On reste donc sur sa faim. Plusieurs agents susceptibles de causer non pas des pandémies de progression rapide sans doute, mais des problèmes sanitaires ou économiques importants, manquent à l'inventaire. Pour eux aussi, notre arsenal de moyens de prévention ou de traitement est bien incomplet. C'est le cas par exemple pour les virus de la fièvre de la Vallée du Rift (Afrique) ou de celle de Crimée-Congo (Afrique, Asie, Europe du Sud), plusieurs virus responsables d'encéphalites (dont les encéphalites à tiques d'Europe et d'Asie, les encéphalites équines d'Amérique), les hantavirus associés à des fièvres hémorragiques (Asie et Europe) ou à des atteintes respiratoires (Amérique). Un autre aspect "moderne" du risque infectieux a semble-t-il été passé sous silence : c'est celui de la dissémination accidentelle ou intentionnelle d'un agent infectieux naturel ou modifié. Pour l'essentiel, les mesures à opposer, si possible par anticipation, à une menace aussi diversifiée et évolutive restent à inventer.
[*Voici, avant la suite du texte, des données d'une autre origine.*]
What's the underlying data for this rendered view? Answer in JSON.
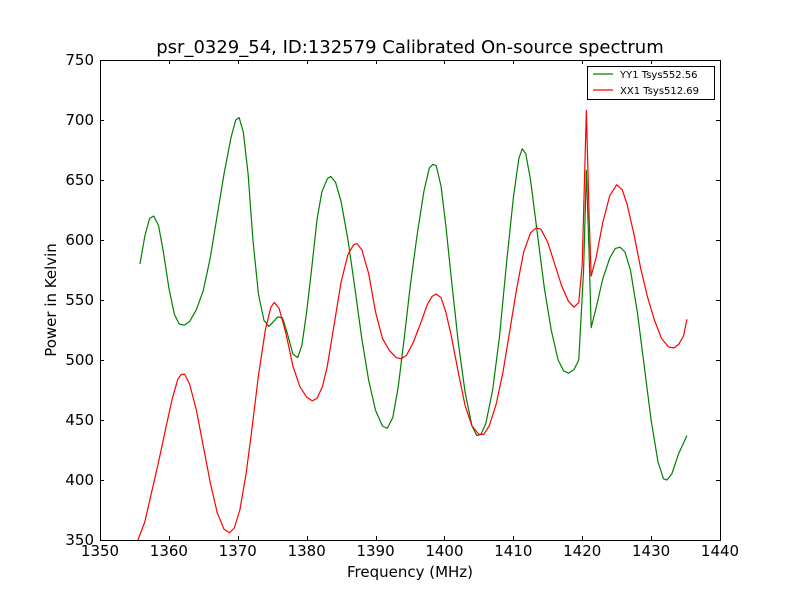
{
  "chart_data": {
    "type": "line",
    "title": "psr_0329_54, ID:132579 Calibrated On-source spectrum",
    "xlabel": "Frequency (MHz)",
    "ylabel": "Power in Kelvin",
    "xlim": [
      1350,
      1440
    ],
    "ylim": [
      350,
      750
    ],
    "xticks": [
      1350,
      1360,
      1370,
      1380,
      1390,
      1400,
      1410,
      1420,
      1430,
      1440
    ],
    "yticks": [
      350,
      400,
      450,
      500,
      550,
      600,
      650,
      700,
      750
    ],
    "grid": false,
    "legend_position": "top-right",
    "series": [
      {
        "name": "YY1 Tsys552.56",
        "color": "#008000",
        "points": [
          [
            1355.8,
            580
          ],
          [
            1356.5,
            603
          ],
          [
            1357.2,
            618
          ],
          [
            1357.8,
            620
          ],
          [
            1358.5,
            612
          ],
          [
            1359.2,
            590
          ],
          [
            1360.0,
            560
          ],
          [
            1360.8,
            538
          ],
          [
            1361.5,
            530
          ],
          [
            1362.2,
            529
          ],
          [
            1363.0,
            532
          ],
          [
            1364.0,
            542
          ],
          [
            1365.0,
            558
          ],
          [
            1366.0,
            585
          ],
          [
            1367.0,
            620
          ],
          [
            1368.0,
            655
          ],
          [
            1369.0,
            685
          ],
          [
            1369.7,
            700
          ],
          [
            1370.2,
            702
          ],
          [
            1370.8,
            690
          ],
          [
            1371.5,
            655
          ],
          [
            1372.2,
            600
          ],
          [
            1373.0,
            555
          ],
          [
            1373.8,
            533
          ],
          [
            1374.5,
            528
          ],
          [
            1375.2,
            532
          ],
          [
            1375.8,
            536
          ],
          [
            1376.5,
            535
          ],
          [
            1377.2,
            522
          ],
          [
            1378.0,
            505
          ],
          [
            1378.7,
            502
          ],
          [
            1379.3,
            512
          ],
          [
            1380.0,
            540
          ],
          [
            1380.8,
            580
          ],
          [
            1381.5,
            617
          ],
          [
            1382.2,
            640
          ],
          [
            1383.0,
            651
          ],
          [
            1383.5,
            653
          ],
          [
            1384.2,
            648
          ],
          [
            1385.0,
            632
          ],
          [
            1386.0,
            600
          ],
          [
            1387.0,
            560
          ],
          [
            1388.0,
            518
          ],
          [
            1389.0,
            483
          ],
          [
            1390.0,
            458
          ],
          [
            1391.0,
            445
          ],
          [
            1391.7,
            443
          ],
          [
            1392.5,
            452
          ],
          [
            1393.3,
            478
          ],
          [
            1394.2,
            520
          ],
          [
            1395.0,
            560
          ],
          [
            1396.0,
            603
          ],
          [
            1397.0,
            640
          ],
          [
            1397.8,
            660
          ],
          [
            1398.3,
            663
          ],
          [
            1398.8,
            662
          ],
          [
            1399.5,
            645
          ],
          [
            1400.2,
            612
          ],
          [
            1401.0,
            568
          ],
          [
            1402.0,
            515
          ],
          [
            1403.0,
            473
          ],
          [
            1404.0,
            445
          ],
          [
            1404.7,
            437
          ],
          [
            1405.3,
            438
          ],
          [
            1406.0,
            447
          ],
          [
            1407.0,
            475
          ],
          [
            1408.0,
            520
          ],
          [
            1409.0,
            580
          ],
          [
            1410.0,
            635
          ],
          [
            1410.8,
            668
          ],
          [
            1411.3,
            676
          ],
          [
            1411.8,
            672
          ],
          [
            1412.5,
            650
          ],
          [
            1413.5,
            605
          ],
          [
            1414.5,
            560
          ],
          [
            1415.5,
            525
          ],
          [
            1416.5,
            500
          ],
          [
            1417.3,
            491
          ],
          [
            1418.0,
            489
          ],
          [
            1418.8,
            492
          ],
          [
            1419.5,
            500
          ],
          [
            1420.2,
            575
          ],
          [
            1420.6,
            658
          ],
          [
            1421.0,
            588
          ],
          [
            1421.3,
            527
          ],
          [
            1422.0,
            543
          ],
          [
            1423.0,
            568
          ],
          [
            1424.0,
            585
          ],
          [
            1424.8,
            593
          ],
          [
            1425.5,
            594
          ],
          [
            1426.2,
            590
          ],
          [
            1427.0,
            575
          ],
          [
            1428.0,
            540
          ],
          [
            1429.0,
            495
          ],
          [
            1430.0,
            450
          ],
          [
            1431.0,
            415
          ],
          [
            1431.8,
            401
          ],
          [
            1432.3,
            400
          ],
          [
            1433.0,
            405
          ],
          [
            1434.0,
            422
          ],
          [
            1435.2,
            437
          ]
        ]
      },
      {
        "name": "XX1 Tsys512.69",
        "color": "#ff0000",
        "points": [
          [
            1355.5,
            350
          ],
          [
            1356.5,
            365
          ],
          [
            1357.5,
            390
          ],
          [
            1358.5,
            415
          ],
          [
            1359.5,
            442
          ],
          [
            1360.5,
            468
          ],
          [
            1361.3,
            484
          ],
          [
            1361.8,
            488
          ],
          [
            1362.3,
            488
          ],
          [
            1363.0,
            480
          ],
          [
            1364.0,
            458
          ],
          [
            1365.0,
            428
          ],
          [
            1366.0,
            398
          ],
          [
            1367.0,
            373
          ],
          [
            1368.0,
            359
          ],
          [
            1368.8,
            356
          ],
          [
            1369.5,
            360
          ],
          [
            1370.3,
            375
          ],
          [
            1371.2,
            405
          ],
          [
            1372.0,
            440
          ],
          [
            1373.0,
            487
          ],
          [
            1374.0,
            525
          ],
          [
            1374.8,
            544
          ],
          [
            1375.3,
            548
          ],
          [
            1376.0,
            543
          ],
          [
            1377.0,
            522
          ],
          [
            1378.0,
            495
          ],
          [
            1379.0,
            478
          ],
          [
            1380.0,
            469
          ],
          [
            1380.8,
            466
          ],
          [
            1381.5,
            468
          ],
          [
            1382.3,
            478
          ],
          [
            1383.0,
            495
          ],
          [
            1384.0,
            530
          ],
          [
            1385.0,
            565
          ],
          [
            1386.0,
            588
          ],
          [
            1386.8,
            596
          ],
          [
            1387.3,
            597
          ],
          [
            1388.0,
            592
          ],
          [
            1389.0,
            572
          ],
          [
            1390.0,
            540
          ],
          [
            1391.0,
            518
          ],
          [
            1392.0,
            508
          ],
          [
            1393.0,
            502
          ],
          [
            1393.7,
            501
          ],
          [
            1394.5,
            504
          ],
          [
            1395.5,
            515
          ],
          [
            1396.5,
            530
          ],
          [
            1397.5,
            546
          ],
          [
            1398.2,
            553
          ],
          [
            1398.8,
            555
          ],
          [
            1399.5,
            552
          ],
          [
            1400.2,
            540
          ],
          [
            1401.0,
            520
          ],
          [
            1402.0,
            490
          ],
          [
            1403.0,
            462
          ],
          [
            1404.0,
            445
          ],
          [
            1405.0,
            438
          ],
          [
            1405.7,
            438
          ],
          [
            1406.5,
            445
          ],
          [
            1407.5,
            463
          ],
          [
            1408.5,
            490
          ],
          [
            1409.5,
            525
          ],
          [
            1410.5,
            560
          ],
          [
            1411.5,
            590
          ],
          [
            1412.5,
            606
          ],
          [
            1413.3,
            610
          ],
          [
            1414.0,
            609
          ],
          [
            1415.0,
            598
          ],
          [
            1416.0,
            580
          ],
          [
            1417.0,
            562
          ],
          [
            1418.0,
            549
          ],
          [
            1418.8,
            544
          ],
          [
            1419.5,
            548
          ],
          [
            1420.0,
            580
          ],
          [
            1420.6,
            708
          ],
          [
            1421.0,
            620
          ],
          [
            1421.3,
            570
          ],
          [
            1422.0,
            585
          ],
          [
            1423.0,
            615
          ],
          [
            1424.0,
            637
          ],
          [
            1425.0,
            646
          ],
          [
            1425.8,
            642
          ],
          [
            1426.5,
            630
          ],
          [
            1427.5,
            605
          ],
          [
            1428.5,
            576
          ],
          [
            1429.5,
            552
          ],
          [
            1430.5,
            533
          ],
          [
            1431.5,
            518
          ],
          [
            1432.5,
            511
          ],
          [
            1433.3,
            510
          ],
          [
            1434.0,
            513
          ],
          [
            1434.7,
            520
          ],
          [
            1435.2,
            534
          ]
        ]
      }
    ]
  }
}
Il était à l'évidence peu probable que des spécialistes habitués à s'exprimer fréquemment dans les médias, les réunions et les revues scientifiques (dont le directeur du NIAID américain, Anthony Fauci, Michael Osterholm et Thomas Geisbert, très en avant lors de l'épidémie de MVE), aient attendu la réunion de l'OMS pour faire part d'idées nouvelles sur le sujet. L'OMS, très critiquée pour son action et qui doit, de l'avis de tous, repenser son fonctionnement, aurait dû faire appel à une contribution plus large de la communauté scientifique, seule à même de faire émerger des idées plus originales venues de scientifiques moins sollicités et écoutés. On apprendrait ainsi qu'il serait très intéressant de renforcer les recherches sur les mécanismes physiopathologiques que les infections peuvent avoir en commun (par exemple, le syndrome hémorragique qui accompagne la MVE et fait souvent sa gravité est retrouvé dans les infections dues à plusieurs virus, bactéries et parasites ; un traitement du syndrome aurait donc de larges applications) ou sur la protection des voies par lesquelles les virus parviennent à nous infecter. Les vaccins qu'on sait fabriquer aujourd'hui ont une spécificité très étroite, souvent limitée à un agent ou même à une souche particulière de cet agent, et on ne peut pas les mettre au point et les tester avant que l'agent ait commencé à circuler. Au contraire, en étudiant les agents déjà identifiés, on accède aux connaissances nécessaires pour mettre au point des inhibiteurs de fonctions ou de mécanismes qu'ils partageront forcément, au moins en partie, avec des agents nouveaux quelque peu différents. Ainsi, des molécules dirigées contre d'anciens virus de la grippe sont également actives contre les virus de grippe aviaire d'apparition récente. Il faut toutefois disposer de beaucoup plus de ces molécules antivirales pour faire face à une grande variété de virus, tous capables de développer rapidement des résistances. Les recherches dans ce sens devraient être beaucoup plus actives, et non pas se concentrer comme aujourd'hui sur le VIH et le virus de l'hépatite C, deux marchés jugés rentables par les industriels …
L'épidémie d'Ebola passée, on l'espère, on attend plus de la prise de conscience qu'elle a suscitée.
Source : Nature News, 7 décembre 2015.